Richard cleared his throat. “So, it is that, then.” He turned to look at me. “Is this why you’re a snail?”

“Me?” I said, touching my chest.

“No, I suppose you are quite in love with Miss Bennet.” Richard continued to rub his forehead.

“What are you planning to do, colonel?” Bingley’s voice was low and nearly musical, but there was something lethal in it.

“No, no,” said Richard. “Truthfully, being in the war, where there is the company of men and only men and… one sees things. Things are… done. So, you needn’t think that I shall…” He leaned back in his chair and contemplated the ceiling. “So, the idea is that you and Mr. Bennet will be companions, and that you marry his sister, and the three of you can do as you like, and her presence hides whatever you are with him, and no one thinks anything of it.”

“Yes,” said Bingley.

“And you,” said Richard to me, “you don’t really want to marry her, anyway. You spent the whole night up, raging at me,telling me you didn’t. And he just said that he would not mind—and why would he—if you were intimate with his wife.”

“Well, some precautions should probably be taken,” said Bingley. “I don’t want you getting her with child or something, if you don’t mind.”

“I don’t think she’ll agree to such a thing,” I said.

“Well, James does,” said Bingley. “He thinks that if we offer her this, she will agree to marry me, and I said that it would be much less awkward if James weren’t here for the conversation—”

“God,” I said, clutching my chest, thinking of the idea of that, Bennet coming and offering me the chance to bed his sister. “That’s disgusting.” I shook my head at Bingley. “I don’t see how you thought this conversation would go, anyway, with Richard here.”

“Yes, I had not really thought about him,” said Bingley. “I am glad that he’s being so pleasant, in the end.” He gave Richard a little smile.

“It solves all your problems, Fitz,” said Richard. “Just agree.”

“No,” I said. “That’s not what I want. This isn’t about… that.”

They both raised their eyebrows at me.

“Furthermore, she was insistent that she wait with Mr. Wickham. She said something to me about it mattering less about the eyes of society and more about the eyes of God.”

“Well, that was before she was agreeing to marry a man who buggers other men,” said Richard. “So, I think whatever concern she’s had about the eyes of God, it’s something she’s set aside.”

“I don’t think so,” I said. “And I am not going to take a woman into my bed and then let her go off and be married to someone else.”

Bingley spread his hands. “It could be an ongoing arrangement, you know? And I certainly am not going to touchher, so there’s no, erm, sharing. It would be like having a mistress you don’t have to pay for.”

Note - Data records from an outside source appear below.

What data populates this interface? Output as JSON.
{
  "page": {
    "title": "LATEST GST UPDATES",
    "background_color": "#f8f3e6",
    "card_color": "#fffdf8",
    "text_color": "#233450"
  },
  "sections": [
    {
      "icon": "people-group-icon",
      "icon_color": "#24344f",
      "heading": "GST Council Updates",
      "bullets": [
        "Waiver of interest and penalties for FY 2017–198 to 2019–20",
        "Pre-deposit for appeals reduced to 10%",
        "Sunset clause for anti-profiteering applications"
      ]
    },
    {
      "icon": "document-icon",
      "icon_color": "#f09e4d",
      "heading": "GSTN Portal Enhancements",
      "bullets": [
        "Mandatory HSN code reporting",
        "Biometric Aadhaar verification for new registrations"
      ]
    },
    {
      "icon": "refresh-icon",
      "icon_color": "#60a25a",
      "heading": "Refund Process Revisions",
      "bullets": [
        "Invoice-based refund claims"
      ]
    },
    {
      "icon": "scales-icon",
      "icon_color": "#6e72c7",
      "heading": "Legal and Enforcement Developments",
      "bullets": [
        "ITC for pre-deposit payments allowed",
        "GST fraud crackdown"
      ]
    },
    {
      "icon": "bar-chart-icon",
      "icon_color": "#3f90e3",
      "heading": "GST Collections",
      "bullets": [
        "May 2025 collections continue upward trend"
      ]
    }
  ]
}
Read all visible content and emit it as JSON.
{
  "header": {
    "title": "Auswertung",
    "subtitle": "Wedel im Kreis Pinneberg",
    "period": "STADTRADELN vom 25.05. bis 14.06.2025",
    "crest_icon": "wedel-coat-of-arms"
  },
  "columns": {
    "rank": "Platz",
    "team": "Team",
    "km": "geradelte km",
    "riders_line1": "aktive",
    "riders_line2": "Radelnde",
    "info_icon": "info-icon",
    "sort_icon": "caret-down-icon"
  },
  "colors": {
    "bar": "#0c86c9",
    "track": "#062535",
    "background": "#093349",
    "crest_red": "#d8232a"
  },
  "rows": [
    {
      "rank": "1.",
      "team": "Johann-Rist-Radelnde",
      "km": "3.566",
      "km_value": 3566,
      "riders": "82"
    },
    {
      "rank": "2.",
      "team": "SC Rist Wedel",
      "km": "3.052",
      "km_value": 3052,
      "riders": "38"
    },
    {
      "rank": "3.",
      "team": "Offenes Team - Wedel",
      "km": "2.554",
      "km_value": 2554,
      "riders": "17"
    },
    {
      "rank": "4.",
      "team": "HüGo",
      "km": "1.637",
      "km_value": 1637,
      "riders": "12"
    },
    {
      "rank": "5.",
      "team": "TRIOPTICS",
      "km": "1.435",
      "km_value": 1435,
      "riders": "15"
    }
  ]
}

“You lucky blackguard, Fitz,” said Richard. “How is it that everything just drops in your lap?” He turned to Bingley. “If he says no, do you think she’d be at all interested in me—”

“Richard,” I interrupted. “How dare you? I have asked this woman to marry me.”

He shrugged.

“No,” I said to Bingley. “The answer is no.”

“Oh, but Darcy, don’t you at least want to think about it?”

“Absolutely not,” I said. “No, and never bring up this travesty again.”

But all that night, I lay awake worrying that she would choose Bingley anyway, and that I should be left to pursuing her in that dreadful avenue if I wished to see her or that I would have no recourse but to swear her off forever, to forget all about her.

I could not forget her, however, something that became clear as days passed, one after the other, and Miss Bennet had made no decision.

I was not good company, and Richard told me so on several occasions. He was still miffed that I would not have taken Bingley’s offer, saying I was daft and idiotic.

On the fourth day after my proposal, I left the house all on my own without telling him and I went to visit Lady Susannah.

She was all astonishment that I should alight on her doorstep without any warning, but she was polite enough and she showed me in. “Mr. Darcy, I have to say, you are the last person I should expect to come and call upon me. Do you wish to have another conversation about women ceding their property to their husbands, like your cousin did?”